Please any advice will be very helpful.
Thankyou


----------



## JesseRayJames (May 22, 2011)

I stripped my victorian too soon. (New to breeding) How can I tell if the eggs are fertilized or not??
I got about 60. They are all orange with a white tip. 
I am scared of losing some of them, and know to be way more careful next time. 
Please give me any advice you can. It is very much appreciated. I would love for these lil guys to make it.


----------



## John27 (Jun 6, 2010)

Others will talk to you about building a simple egg tumbler, I won't comment on that since I haven't tried it yet.

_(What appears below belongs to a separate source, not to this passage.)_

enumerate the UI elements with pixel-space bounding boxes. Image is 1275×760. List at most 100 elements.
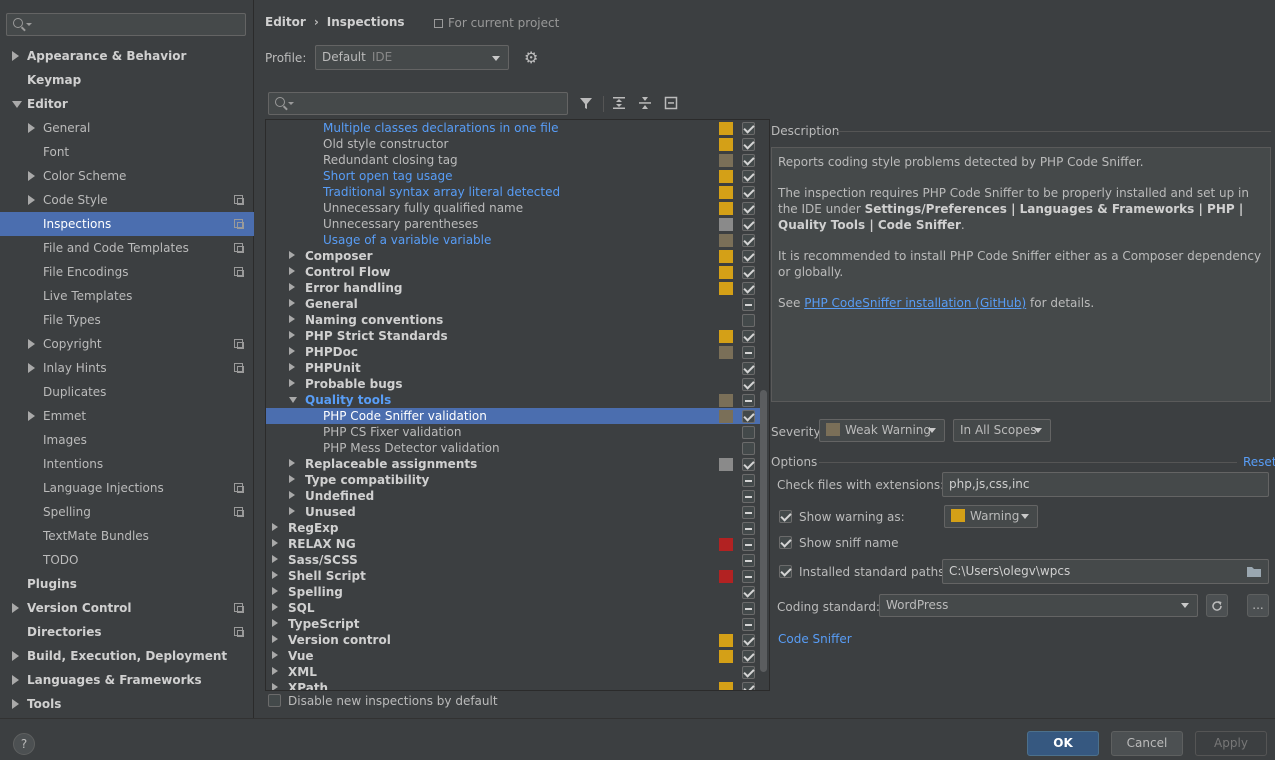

I will offer you this advice, get one of those cheap plastic breeder boxes (not nets, mothers tend to suck babies through them, they are smaller, and you can't observe them), and strip the mothers in there. If you find out you've stripped too early, leave her in there with the eggs, in a few minutes, she'll pick them back up again 9 times out of 10. That's how I do it, mostly because mine breed like crazy (Missouri waters nearly mimics Malawi water, when it comes from a well like mine), and it's hard to keep track of who has been holding for 3 weeks or 4 weeks or just a few days!

-John


----------



## DJRansome (Oct 29, 2005)

Yes if they are to survive, they need to be tumbled. There are directions for making DIY egg tumblers in the Library.


----------



## AlphaWild (Apr 9, 2009)

John27 said:


> If you find out you've stripped too early, leave her in there with the eggs, in a few minutes, she'll pick them back up again 9 times out of 10. -John


Yep. I've done this with wigglers w/egg sacs attached too, but they're fragile and some might get killed by the mom gobbling them up. If they don't start gathering them up immediately, I put a towel overtop (I use tupperware container to strip) to give them a sense of security.


----------